With this shift in responsibility for retirement planning from employers to individuals, the public has lost an important safety net. Now more than ever they need competent and ethical financial advice from professionals they can trust. Research shows that they want and expect this advice to come from people who are going to put their best interest first. 

Opponents to the DOL’s fiduciary rule suggest that the rule will limit advisors’ and firms’ ability to serve middle-class retirement investors and will hurt small businesses. This is not consistent with my personal experience.  

As a Certified Financial Planner™ professional for more than 25 years, I have devoted my practice – a small business – to providing advice in the best interest of my clients, and have done so profitably. CFP® professionals adhere to a fiduciary standard when providing financial planning services, even those of us who receive commissions. I provide advice to retirement plans for small businesses and to individual clients with a variety of account sizes, and I also help small businesses reduce costs and increase performance of the retirement plans they offer to better meet the needs of their employees.   

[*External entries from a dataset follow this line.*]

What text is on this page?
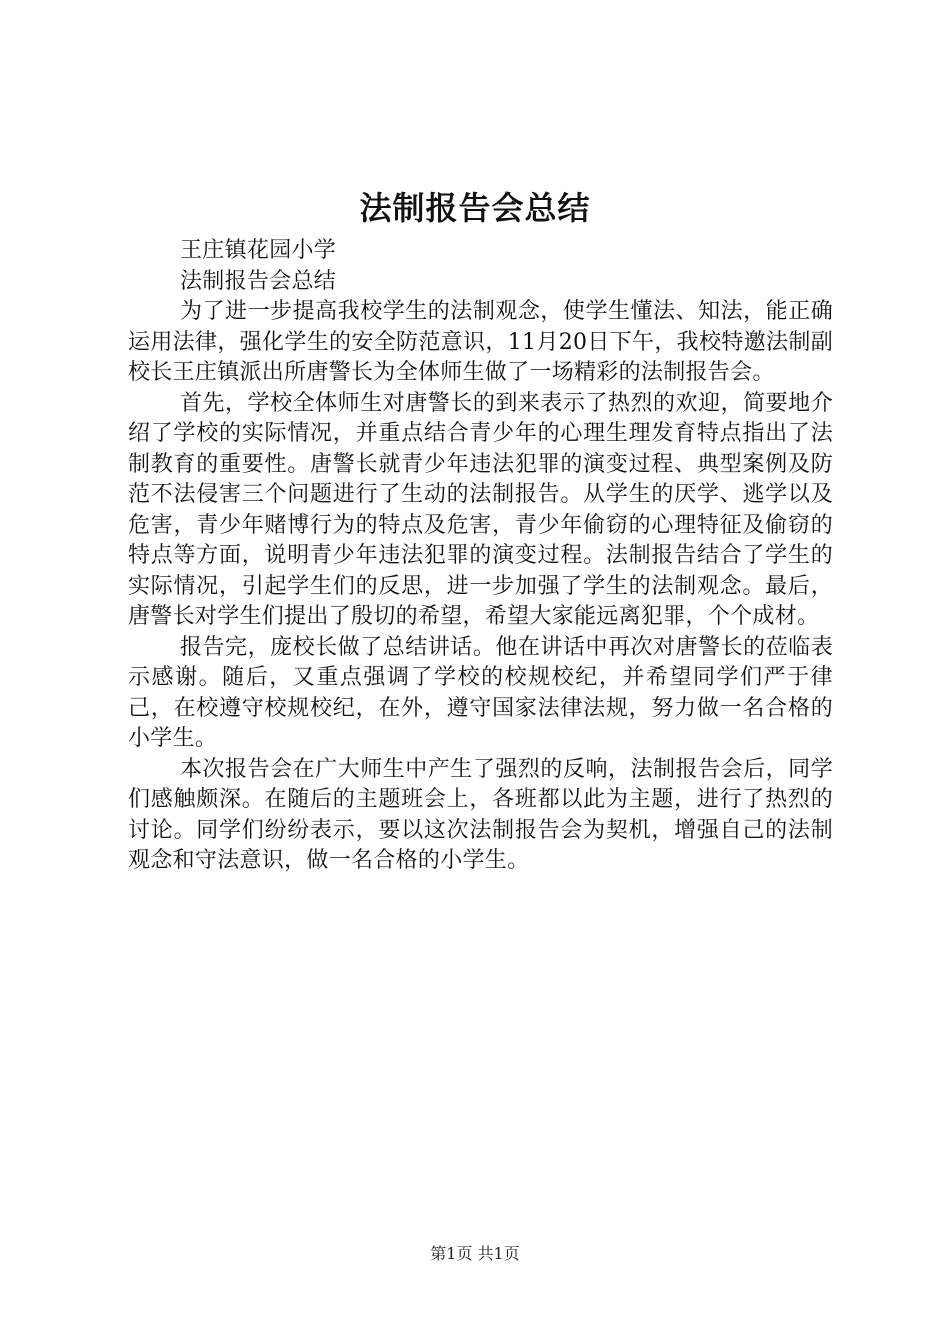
法制报告会总结

王庄镇花园小学

法制报告会总结

为了进一步提高我校学生的法制观念，使学生懂法、知法，能正确运用法律，强化学生的安全防范意识，11月20日下午，我校特邀法制副校长王庄镇派出所唐警长为全体师生做了一场精彩的法制报告会。

首先，学校全体师生对唐警长的到来表示了热烈的欢迎，简要地介绍了学校的实际情况，并重点结合青少年的心理生理发育特点指出了法制教育的重要性。唐警长就青少年违法犯罪的演变过程、典型案例及防范不法侵害三个问题进行了生动的法制报告。从学生的厌学、逃学以及危害，青少年赌博行为的特点及危害，青少年偷窃的心理特征及偷窃的特点等方面，说明青少年违法犯罪的演变过程。法制报告结合了学生的实际情况，引起学生们的反思，进一步加强了学生的法制观念。最后，唐警长对学生们提出了殷切的希望，希望大家能远离犯罪，个个成材。

报告完，庞校长做了总结讲话。他在讲话中再次对唐警长的莅临表示感谢。随后，又重点强调了学校的校规校纪，并希望同学们严于律己，在校遵守校规校纪，在外，遵守国家法律法规，努力做一名合格的小学生。

本次报告会在广大师生中产生了强烈的反响，法制报告会后，同学们感触颇深。在随后的主题班会上，各班都以此为主题，进行了热烈的讨论。同学们纷纷表示，要以这次法制报告会为契机，增强自己的法制观念和守法意识，做一名合格的小学生。

第1页 共1页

As a past chair of the Certified Financial Planner Board of Standards’ Board of Directors, I can say without hesitation that CFP Board’s experience implementing a fiduciary requirement for CFP® professionals has been extremely positive. In fact, since CFP Board instituted this requirement in 2007, the number of CFP® professionals has increased by more than 30 percent, bringing the total to more than 72,000 CFP® professionals in the United States. CFP® professionals, along with members of the Financial Planning Coalition partners, the Financial Planning Association (FPA) and the National Association of Personal Financial Advisors (NAPFA), have voluntarily agreed to put their clients’ interests before their own.  

The argument that the DOL rule will diminish the availability of services to middle-class Americans is simply not credible. The average account size of the 401(k) plans I advise is $51,400. My firm has absorbed the minor additional costs to provide advice under a client-first standard, because it is the right thing to do for our clients and it is good for business too. For those claiming that they are unable to serve middle-class clients under the DOL rule, my firm and scores of CFP® professionals and FPA and NAPFA members across the country would be happy to help fill the gap. 

While there are modifications and clarifications that are needed to make it more workable for advisors, the DOL’s proposed rule is long overdue. After 40 years and seismic shifts in the way Americans plan and save for retirement, we cannot afford to go back to the drawing board. The industry has always been able to adapt to regulatory change, and it will again. There is never a wrong time to do the right thing.

Ferrara, CFP® is chairman and CEO of ProVise Management Group LLC, based in Clearwater, Florida and writes on behalf of the Financial Planning Coalition.